We honored Martin Luther King, Jr. by skiing at Loon Mountain in some fresh lovely snow this morning. Like car rides, chair lifts and gondolas also allow for a captive audience with one’s children. The snow fell in big, fat flakes. We carved through inches of powder. We fell and laughed, and I dug our children out of the woods when small side jumps didn’t go their way. But more importantly, we covered a lot of ground on the chairlift and gondola rides. We talked about Martin Luther King, Jr. and what he stood for– how he fought with his words and not his hands, or guns, or bow and arrows (this was a question). We talked about how he wanted people to treat each other better, all people, including people of different colors, races, and religions. Carver asked if he was still alive, and I said no and then explained how he was assassinated by a man who was afraid of change. This did digress our talk a little bit, and we then covered some ground about poor Gibbs, the white bunny with black ears, in Greta’s preschool class who passed away over the weekend. We aren’t sure how he died, but he will be missed. The children loved Gibbs as they did Elsa and Anna, two pet crabs who didn’t live long lives either.

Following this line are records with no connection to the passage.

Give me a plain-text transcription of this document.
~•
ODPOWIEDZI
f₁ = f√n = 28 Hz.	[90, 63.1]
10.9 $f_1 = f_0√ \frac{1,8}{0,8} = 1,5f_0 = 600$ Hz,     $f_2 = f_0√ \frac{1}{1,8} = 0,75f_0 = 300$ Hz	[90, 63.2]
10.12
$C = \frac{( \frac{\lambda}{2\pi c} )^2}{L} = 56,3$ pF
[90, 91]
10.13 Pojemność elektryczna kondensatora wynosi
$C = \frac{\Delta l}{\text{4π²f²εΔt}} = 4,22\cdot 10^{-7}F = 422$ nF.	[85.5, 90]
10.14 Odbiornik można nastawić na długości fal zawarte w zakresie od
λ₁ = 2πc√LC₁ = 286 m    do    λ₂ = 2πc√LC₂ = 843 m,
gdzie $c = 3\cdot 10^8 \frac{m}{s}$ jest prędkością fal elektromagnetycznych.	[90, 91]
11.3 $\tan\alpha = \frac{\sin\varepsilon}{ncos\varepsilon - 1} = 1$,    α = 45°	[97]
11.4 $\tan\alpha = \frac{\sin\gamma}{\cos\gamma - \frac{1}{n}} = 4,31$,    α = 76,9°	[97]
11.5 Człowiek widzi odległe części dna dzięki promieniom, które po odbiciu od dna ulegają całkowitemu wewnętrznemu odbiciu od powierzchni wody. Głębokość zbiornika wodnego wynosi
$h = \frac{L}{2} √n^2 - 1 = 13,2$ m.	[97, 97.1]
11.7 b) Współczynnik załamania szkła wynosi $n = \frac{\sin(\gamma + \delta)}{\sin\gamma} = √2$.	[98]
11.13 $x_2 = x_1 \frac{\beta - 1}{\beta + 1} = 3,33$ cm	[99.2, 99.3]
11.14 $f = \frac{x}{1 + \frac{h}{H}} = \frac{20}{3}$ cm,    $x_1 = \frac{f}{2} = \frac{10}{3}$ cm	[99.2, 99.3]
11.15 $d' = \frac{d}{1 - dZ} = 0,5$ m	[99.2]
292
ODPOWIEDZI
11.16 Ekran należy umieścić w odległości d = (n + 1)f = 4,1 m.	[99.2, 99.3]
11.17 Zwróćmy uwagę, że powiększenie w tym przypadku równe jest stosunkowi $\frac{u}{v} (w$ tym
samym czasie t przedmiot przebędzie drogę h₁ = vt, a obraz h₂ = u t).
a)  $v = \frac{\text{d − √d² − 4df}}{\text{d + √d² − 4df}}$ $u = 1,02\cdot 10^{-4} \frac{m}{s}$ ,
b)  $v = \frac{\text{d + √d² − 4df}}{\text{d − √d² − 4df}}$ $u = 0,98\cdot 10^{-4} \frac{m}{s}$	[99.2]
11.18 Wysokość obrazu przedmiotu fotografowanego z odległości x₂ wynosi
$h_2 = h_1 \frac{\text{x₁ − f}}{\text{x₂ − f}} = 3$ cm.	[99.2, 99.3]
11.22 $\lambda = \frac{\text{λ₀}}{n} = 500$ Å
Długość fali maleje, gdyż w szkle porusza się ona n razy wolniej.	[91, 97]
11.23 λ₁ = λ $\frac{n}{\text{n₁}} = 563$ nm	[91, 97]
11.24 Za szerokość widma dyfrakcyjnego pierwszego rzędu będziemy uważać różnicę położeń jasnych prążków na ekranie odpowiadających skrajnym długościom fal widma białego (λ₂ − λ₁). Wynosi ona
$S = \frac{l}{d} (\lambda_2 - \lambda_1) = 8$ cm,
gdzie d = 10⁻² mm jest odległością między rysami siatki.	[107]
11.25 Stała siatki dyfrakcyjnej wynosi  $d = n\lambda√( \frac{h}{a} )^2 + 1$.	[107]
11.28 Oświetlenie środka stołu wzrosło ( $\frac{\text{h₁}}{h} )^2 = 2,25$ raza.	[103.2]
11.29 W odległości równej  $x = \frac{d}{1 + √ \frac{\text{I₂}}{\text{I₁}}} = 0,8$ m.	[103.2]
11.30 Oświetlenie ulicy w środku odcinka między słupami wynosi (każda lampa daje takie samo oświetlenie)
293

“Gibbs was two different colors, Mom. Would Martin Luther King, Jr. really have liked him?” Greta asks.
“Yes, he would have,” I agreed, imagining the kinds of questions kids today would ask a man like MLK, Jr. had he lived longer. “But he didn’t only like kids who were different colors,” I tried to clear up any confusion. “He wanted everyone to accept the fact that we can be from different backgrounds and still be friends.
We talked about how Martin Luther King, Jr. was a minister.
“Wait a minute,” Carver interjects,”a minister like Minister Marcus?” Marcus Corey is the minister for Loon Mountain Ministry whose warm personality, gregarious voice, and incredible family has captured the hearts of Lincoln and Woodstock and Loon Mountain itself.
“Yes, sort of like Minister Marcus, only Dr. King spoke to hundreds and sometimes thousands of people at a time.”
“But he was nice like Marcus, right?” Greta asks.
“Did Martin Luther King, Jr. also ski like Minister Marcus?” clarifies Carver.
I do not believe MLK, Jr. had a lot of time for skiing, but I said we could look up this information when we got home. However, at this point, I’ve realized that perhaps we have maxed out the MLK conversation. So we settle for talking about the different kinds of religions out there in the world and how that is a form of diversity. How we can live in a country where it’s okay to be Congregationalist (like us) or Catholic (like Gram and Pop and the gospel according to Olivia Nestor) or Muslim like some of Mommy’s students at school or even Jewish like Auntie Courtney who lives in CT and went to college with Mommy and always tells us how she loves Peeps before Passover (peeps are those awful marshmallow chicks out around Easter).
“Mom, what kinds of choice do people from China have for their religion?” Carver is asking this because his very best buddy is learning English, and he moved here from China last year when they were in preschool together.
For being located between two tiny towns, our school is more diverse than some might imagine. We recently joked over dinner the other night with friends who relocated here from Jamaica that despite Greta and their son knowing each other for two years now, she just whispered to me not too long ago, “Hey, Mom, did you know DJ is black?” as if this would also be a surprise to me.
DJ is five and considers himself to be brown and says that Greta is pink, which is also fairly accurate.
So we talked on the chairlifts and gogo rides. We talked about what it means to treat each other with respect, what MLK meant to our world, what Gibbs the rabbit meant to the Lincoln Woodstock Community Childcare Center, and what minister Marcus means to our mountain and community. We talked about how lovely it was to be able to ski together on this day off from school and that we even got to take our first chairlift ride with Daddy. But mostly we skied, laughed, and loved spending the morning together on our favorite big mountain. Loon Mountain. We had to share our mountain with a whole lot of tourists this weekend too, but Mother Nature showed up to make her all the more beautiful. So many colors, shapes, sizes, ability levels, and countries represented on the snow-white trails…I think Martin Luther King, Jr. would have approved. With that said, we have a long way to go to fully achieve the dream he believed for our world.
Your words, beautifully woven into meaningful stories, choke me up with both gratefulness and what-ifs. I just came in from cross-country skiing on some fresh white powder in my front yard (no Loon for me today – but I can picture the diversity you describe set against the fresh, white slopes), and it is comforting to know that everywhere we look can be signs of peace, acceptance, and joy. And the children? Oh, my. Love!